模式:一直处于监听状态,所以连接需要一直保持。

python 复制代码
def callback(ch, method, properties, body):
    print(f" [x] Received {body}")

connection = pika.BlockingConnection(pika.ConnectionParameters('HOST', 11111, '/', credentials))
channel = connection.channel()
channel.queue_declare(queue='hello')
# 方式一:基本队列
channel.basic_consume(queue='hello',
                        auto_ack=True,
                        on_message_callback=callback)

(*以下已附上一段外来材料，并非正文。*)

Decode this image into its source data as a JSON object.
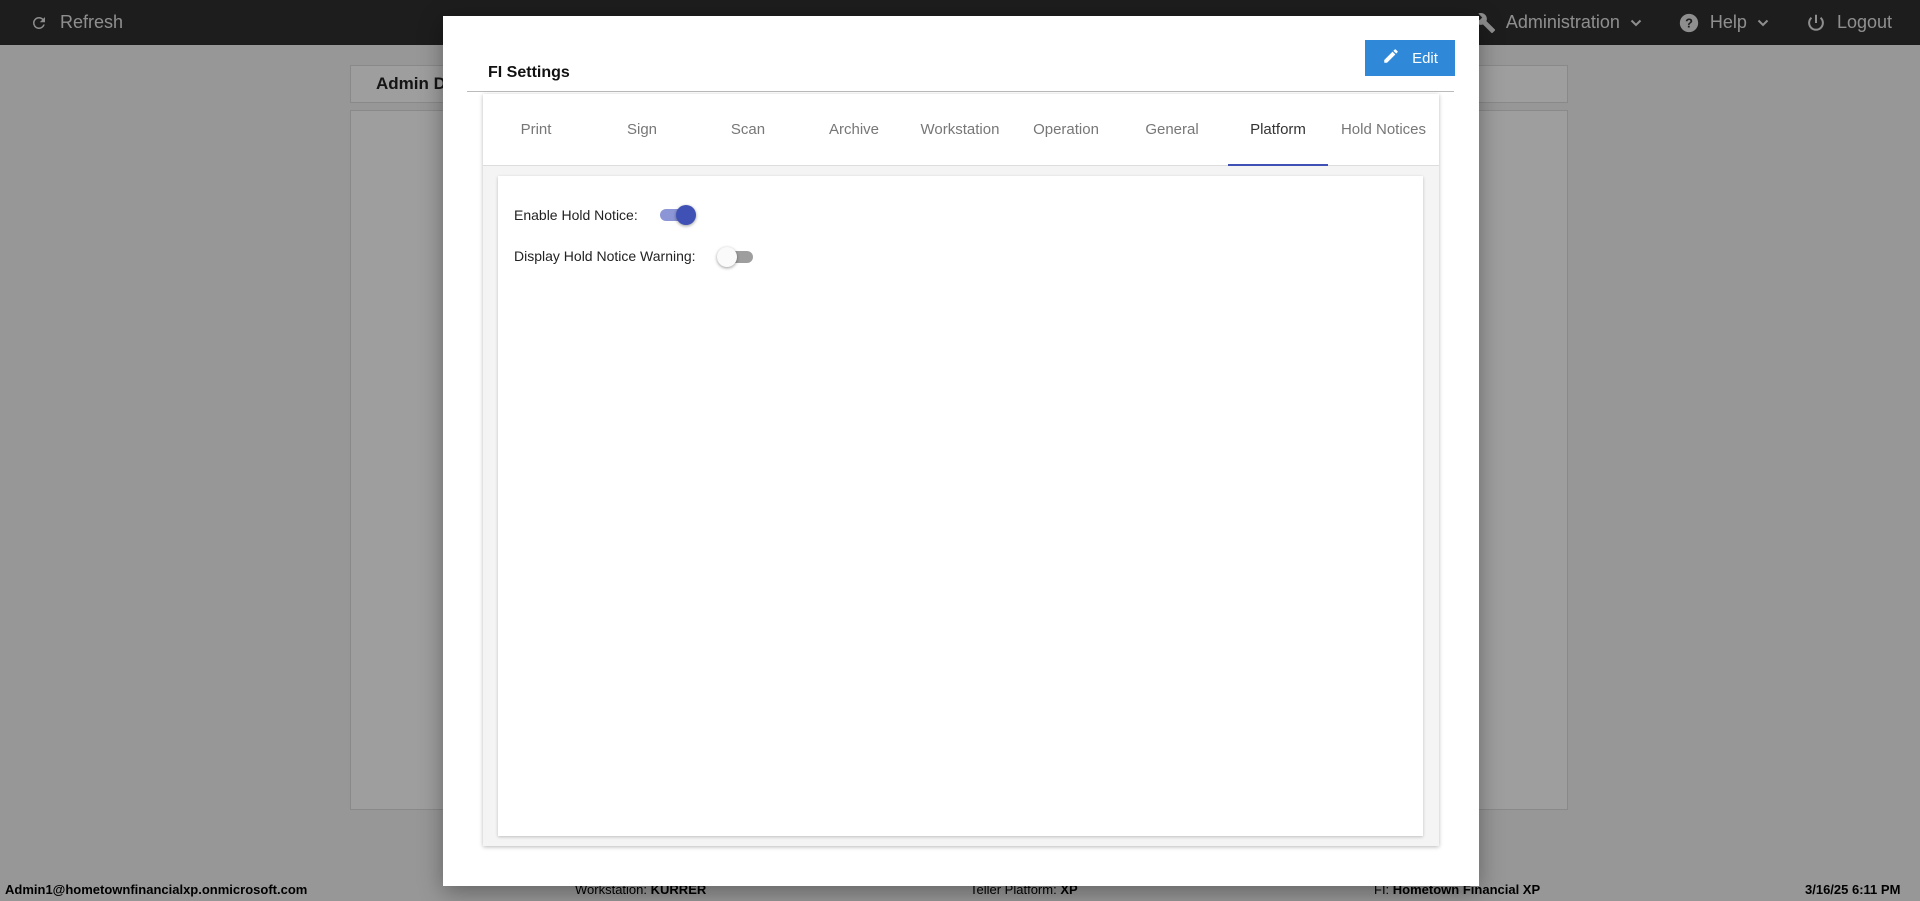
{
  "topbar": {
    "refresh_label": "Refresh",
    "administration_label": "Administration",
    "help_label": "Help",
    "logout_label": "Logout"
  },
  "background": {
    "panel_title": "Admin D"
  },
  "statusbar": {
    "user": "Admin1@hometownfinancialxp.onmicrosoft.com",
    "workstation_label": "Workstation:",
    "workstation_value": "KURRER",
    "teller_label": "Teller Platform:",
    "teller_value": "XP",
    "fi_label": "FI:",
    "fi_value": "Hometown Financial XP",
    "datetime": "3/16/25 6:11 PM"
  },
  "modal": {
    "title": "FI Settings",
    "edit_label": "Edit",
    "tabs": [
      {
        "label": "Print"
      },
      {
        "label": "Sign"
      },
      {
        "label": "Scan"
      },
      {
        "label": "Archive"
      },
      {
        "label": "Workstation"
      },
      {
        "label": "Operation"
      },
      {
        "label": "General"
      },
      {
        "label": "Platform",
        "active": true
      },
      {
        "label": "Hold Notices"
      }
    ],
    "settings": [
      {
        "label": "Enable Hold Notice:",
        "enabled": true
      },
      {
        "label": "Display Hold Notice Warning:",
        "enabled": false
      }
    ]
  },
  "colors": {
    "accent": "#3f51b5",
    "edit_button": "#2f88d8",
    "topbar": "#2f2f2f"
  }
}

print(' [*] Waiting for messages. To exit press CTRL+C')
channel.start_consuming()

模式2:工作队列,区分消费者

适合分布式任务

这个模式下,稍微有点复杂。

简单模式生产者:

python 复制代码
import sys
message = ' '.join(sys.argv[1:]) or "Hello World!"
channel.basic_publish(exchange='',
                      routing_key='hello',
                      body=message)
print(f" [x] Sent {message}")

如果这时候rabbitmq挂了,那么数据就会丢失,这时候要在声明队列时声明持久化的。但这要求队列在一开始就声明是持久化的。如果队列一开始没声明,再次声明会报错。

同时在发布消息的时候,也要声明持久化

python 复制代码
channel.queue_declare(queue='hello', durable=True)
channel.basic_publish(exchange='',
                      routing_key="hello1",
                      body=message,
                      properties=pika.BasicProperties(
                         delivery_mode = pika.DeliveryMode.Persistent
                      ))

配置完重启服务测试

python 复制代码
docker restart rabbitmq_24091_24092

ok,生产端的消息被持久化了,即使重启消息也没有丢失。

接下来就是客户端。也就是worker。

考虑到worker同样存在不可靠的情况,有可能消息消费到一半,然后worker挂了。所以这里主要是消息的应答机制。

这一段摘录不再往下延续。